The story follows Arlen, a young girl who is tossed out of the United States into the Mexican desert as part of the unwanted “bad batch”: inferior citizens who are no longer wanted. She is soon kidnapped and taken to a camp called The Bridge, where she is chained up and two of her limbs are severed for food, like a bunch of other runaways we see sharing the same fate. Arlen has to summon all the energy and determination she has to survive.
It is an effortlessly cool, dynamic opening sequence that got the audience nervously laughing and gasping for air at the gory, graphic scenes. Despite the action taking place in a gritty, aggression and violence-filled wasteland, the imagery on screen is real eye-candy: lushly colourful, popping, filled with vast desert landscapes, night lights and a variety of motley knick-knacks used as currency in the dystopian future where money is worthless.
Despite Amirpour’s surprisingly vehement denial of being influenced by other directors’ work, it is hard not to notice a bit of Jarmush and Tarantino-esque vibes in The Bad Batch. Arlen is pretty much a recycled version of Uma Thurman’s Beatrix Kiddo or Rose McGowan’s Cherry Darling. But it doesn’t make her any less watchable – Suki Waterhouse delivers an extremely physical, consistent performance which is sure to put her name on the map.

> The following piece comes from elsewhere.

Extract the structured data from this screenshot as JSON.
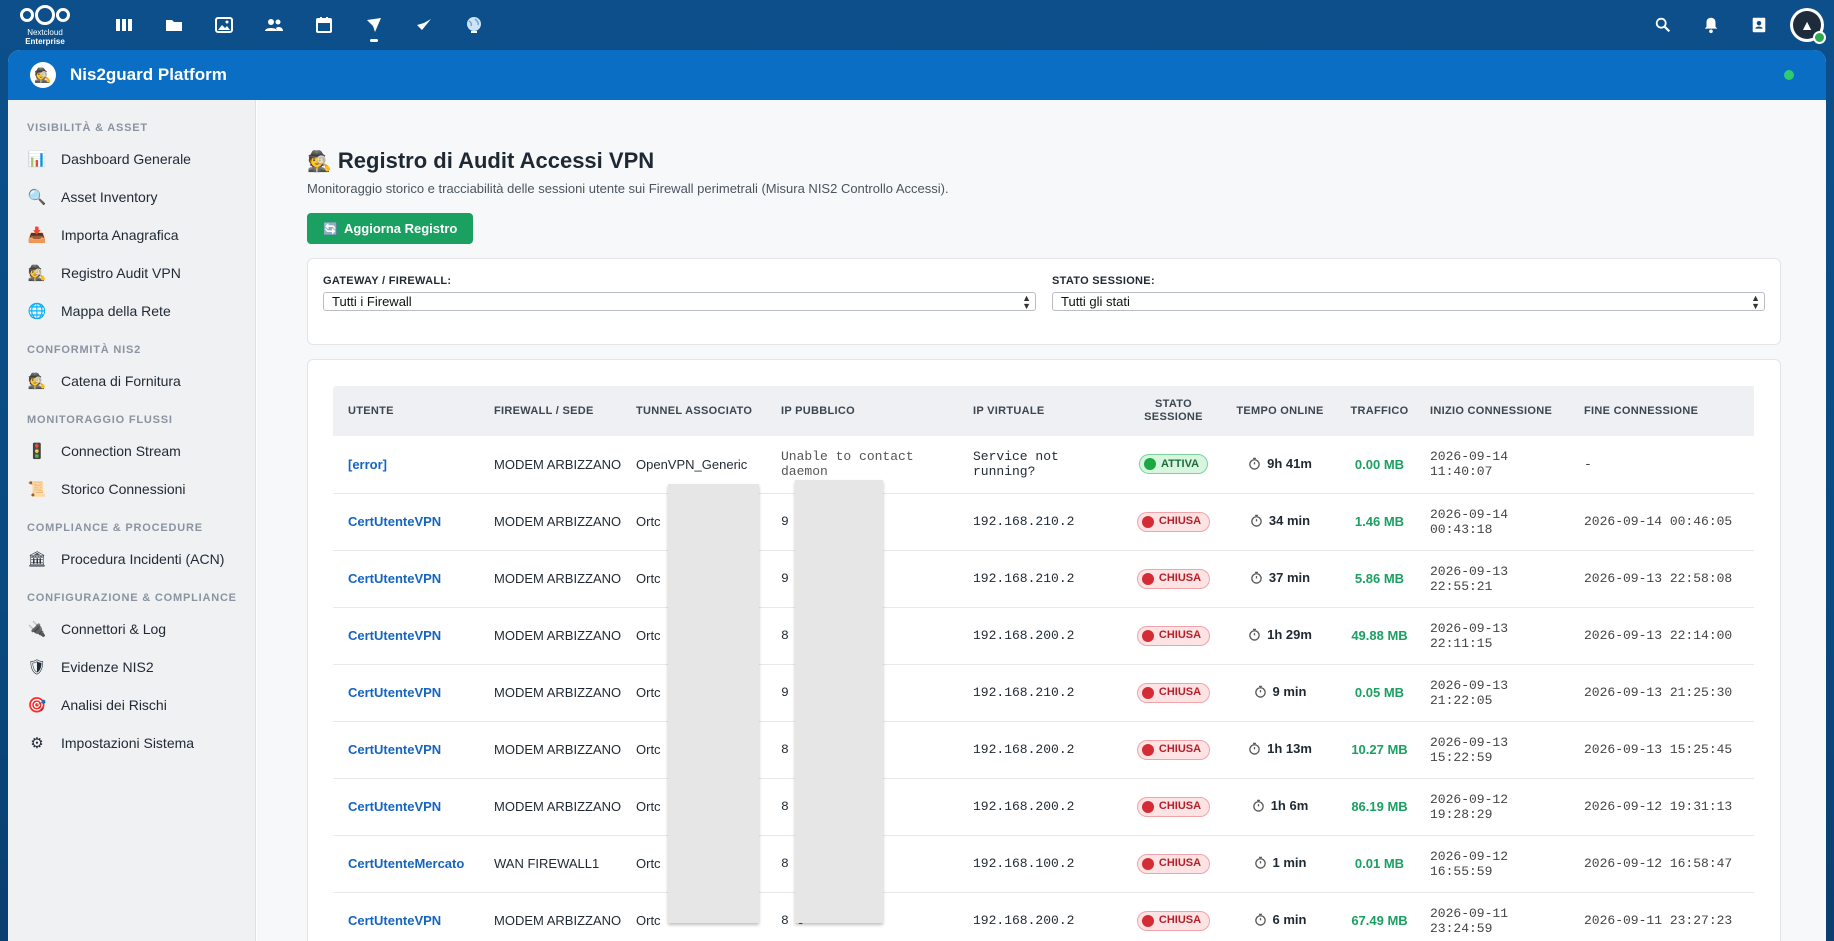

But the brilliant acting doesn’t stop here – Amirpour’s second feature (a follow up to the much-acclaimed A Girl Walks Home Alone at Night) is graced by a truly stellar cast: Jason Momoa is a beefy cannibal on a quest to find his missing daughter, Jim Carrey appears in a completely non-speaking, but brilliantly comic (and touching) role as a strange hermit, Keanu Reeves is a charismatic, Manson-like cult leader and Giovanni Ribisi is a local shouting lunatic – roles they all thoroughly enjoyed, I bet.
Underneath all the gorgeous visuals, Arlen’s skimpy clothes, makeshift prosthetic legs and great music there is also a certain amount of social commentary about the Trump-era US politics and the degeneration of the American Dream which, albeit slightly heavy-handed in The Bad Batch, definitely give us a taste of the amazing things to come from the idiosyncratic mind of Ana Lily Amirpour.